Screen Shot 2015-09-24 at 11.57.30 AMSeptember 22, 2015

This is one of those experiments that give credence to an intuitive feeling, one that’s consistent with a philosophical/spiritual perspective but we often ignore when we want to extract value from others, for our material benefit. The study, conducted by NYU researchers, found that people’s impressions of others’ character is a more important factor than what they might be able to do for us, when making decisions about them.

The study, published in Nature Neuroscience, contradicts the conventional thinking that when we learn from positive or negative feedback in our interactions with people, we make conclusions based on the benefits they bring us – their “reward value.”

As so often the case, “conventional” thinking,” is often based more on assumptions than on evidence. As this study’s lead author Leor Hackel explains, “When we learn and make decisions about people, we don’t simply look at the positive or negative outcomes they bring to us—such as whether they gave us a loan or helped us move. Instead, we often… form trait impressions, such as how generous a person seems to be, and these impressions carry more weight in our future social decisions.”

In the experiment, participants made a series of “reward-based” decisions while their neural activity was monitored using functional magnetic resonance imaging (fMRI). Participants learned about other people in a series of interactions in an economic game played over the computer. Part of the study examined whether participants learned the relatively generosity of a player—a “trait impression”—in addition to learning the monetary worth of the player. The researchers’ statistical tests showed that participants learned generosity information more strongly than reward value.

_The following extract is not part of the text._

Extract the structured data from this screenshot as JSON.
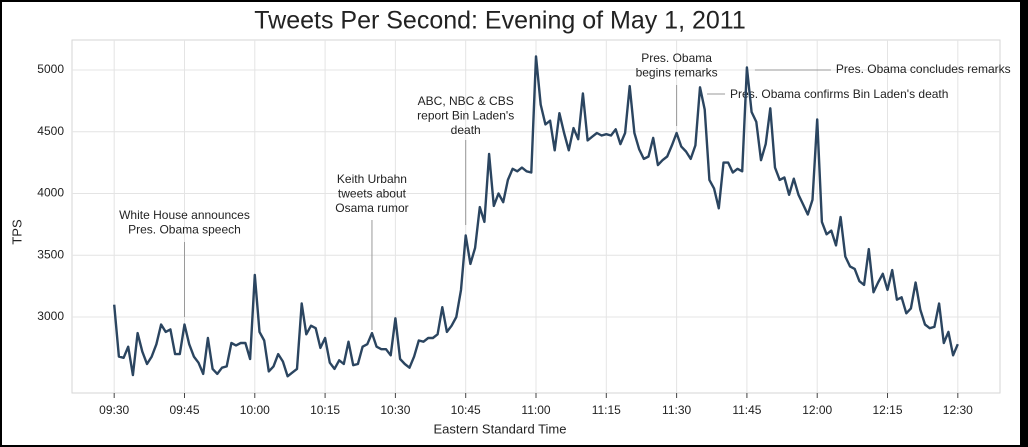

After the experiment, described in detail here, participants were asked to choose which players they would prefer to interact with in a future cooperative task. The researchers found that their preferences were strongly guided by their trait impressions of players, relative to a player’s reward value. According to David Amodio, one of the researchers, “In other words, our results show that people naturally see others and even objects in terms of more general characteristics—and not just in terms of mere reward value.”